A Battle WonOriginally published on the The Old Salt Blog

The just released, A Battle Won by S. Thomas Russell, is classic nautical fiction – vivid, fast paced and full of drama, both on sea and land.  Master and Commander Charles Hayden is a gifted naval commander with extremely bad luck. In the previous book, Under Enemy Colors, found himself serving aboard HMS Themis, a frigate with a tyrannical captain and a mutinous crew. Now in A Battle Won, instead of being allowed to take command of his own ship, Hayden is reassigned back to the Themis, a ship with such a bad reputation that no captain wants the command. 


Hayden is a “job-captain,” assigned to deliver the ship to Admiral Hood in the Mediterranean, where it is expected that a new captain will be assigned. Captain Hayden and the Themis are also ordered to help guard a convey of merchant ships across the Bay of Biscay in the winter, under the command of an incompetent convoy commander with a very low opinion of Hayden based solely on the poor reputation of the “mutiny ship” Themis.   On the voyage, Hayden must deal with a ship’s parson set on undermining his command and a deadly influenza outbreak, in addition to winter gales, the incompetent convoy commander, and French cruisers out to attack the convoy.

The real action begins when Hayden delivers the Themis to Hood, who temporarily leaves Hayden in the command of the frigate and then dispatches him on a mission to Corsica, where the British are helping the Corsicans drive out the French.

What makes A Battle Won so absorbing is simply that Russell writes exceptionally well. It is easy to slip into and be enveloped by the book. The scenes, both on shipboard and in Corsica, are well researched and the characters consistently both vivid and believable. It is, to use the cliché, a real page-turner, and sets us up for the next book in the series where Captain Hayden must again overcome the unfairness and ill fortune that blocks the advancement that he so richly deserves.
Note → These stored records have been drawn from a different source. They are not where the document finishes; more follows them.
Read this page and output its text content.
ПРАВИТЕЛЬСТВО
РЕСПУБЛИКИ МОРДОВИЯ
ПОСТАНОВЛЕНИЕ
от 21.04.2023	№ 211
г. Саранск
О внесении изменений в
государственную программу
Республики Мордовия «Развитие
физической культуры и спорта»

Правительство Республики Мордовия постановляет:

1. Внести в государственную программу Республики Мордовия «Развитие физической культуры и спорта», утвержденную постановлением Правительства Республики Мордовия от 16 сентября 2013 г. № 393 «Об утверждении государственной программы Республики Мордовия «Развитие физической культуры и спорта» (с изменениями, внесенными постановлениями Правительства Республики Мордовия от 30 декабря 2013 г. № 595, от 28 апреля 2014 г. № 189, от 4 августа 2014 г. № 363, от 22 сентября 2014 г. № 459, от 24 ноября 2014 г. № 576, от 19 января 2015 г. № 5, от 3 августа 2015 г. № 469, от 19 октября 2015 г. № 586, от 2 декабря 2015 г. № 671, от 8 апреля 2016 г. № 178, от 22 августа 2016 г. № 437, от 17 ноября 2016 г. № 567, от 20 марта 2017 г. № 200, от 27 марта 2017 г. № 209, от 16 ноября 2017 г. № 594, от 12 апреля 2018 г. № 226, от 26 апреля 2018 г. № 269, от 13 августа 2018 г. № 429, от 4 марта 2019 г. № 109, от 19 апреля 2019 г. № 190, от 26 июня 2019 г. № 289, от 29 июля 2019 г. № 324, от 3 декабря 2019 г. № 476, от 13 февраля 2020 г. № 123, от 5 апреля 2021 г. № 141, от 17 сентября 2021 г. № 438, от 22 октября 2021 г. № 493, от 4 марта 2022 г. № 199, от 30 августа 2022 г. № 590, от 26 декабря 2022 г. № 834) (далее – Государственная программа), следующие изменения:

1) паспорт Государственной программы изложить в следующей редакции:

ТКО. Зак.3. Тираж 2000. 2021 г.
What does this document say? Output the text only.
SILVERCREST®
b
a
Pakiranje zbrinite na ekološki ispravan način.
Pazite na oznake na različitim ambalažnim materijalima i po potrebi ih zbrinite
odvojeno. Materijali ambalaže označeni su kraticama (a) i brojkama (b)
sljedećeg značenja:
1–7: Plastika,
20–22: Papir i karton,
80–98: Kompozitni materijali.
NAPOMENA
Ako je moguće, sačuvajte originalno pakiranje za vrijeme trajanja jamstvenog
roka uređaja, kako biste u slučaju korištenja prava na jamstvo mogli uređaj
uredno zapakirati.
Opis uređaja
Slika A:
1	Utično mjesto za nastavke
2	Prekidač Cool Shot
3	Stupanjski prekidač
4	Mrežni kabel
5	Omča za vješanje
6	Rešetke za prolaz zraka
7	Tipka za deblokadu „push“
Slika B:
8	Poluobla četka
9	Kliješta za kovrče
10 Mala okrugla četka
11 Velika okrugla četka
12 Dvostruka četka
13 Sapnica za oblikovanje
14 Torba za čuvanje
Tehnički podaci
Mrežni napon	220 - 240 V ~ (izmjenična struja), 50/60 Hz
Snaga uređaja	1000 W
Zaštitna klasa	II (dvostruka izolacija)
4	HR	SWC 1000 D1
The only negative thing I can say about the book is also a positive, depending on your perspective. Captain Hayden and his exploits fit perfectly into the archetype of the historical naval fiction genre. He is a young and talented officer from a good background, yet held back by family history. He has more enemies than allies in the Admiralty yet ultimately rises in the rank through sheer ability. This brief bio applies to Charles Hayden, yet could also be applied to Jack Aubrey, Richard Bolitho, Horatio Hornblower and perhaps a score of others. What makes A Battle Won distinctive is that Russell’s story telling.  While reading the book, I felt at home, in comfortable surroundings.   While the territory is familiar, it still seems fresh and original.

My one recurring complaint with much of traditional naval fiction is that it can be chronically episodic. Russell succeeds in avoiding this in A Battle Won. The major sections of the book, separated by diverting intermissions, end up feeling all part of the whole. Very nicely done.

A Battle Won will be savored by fans of historical naval fiction and will be a delight for those new to the genre. Highly recommended.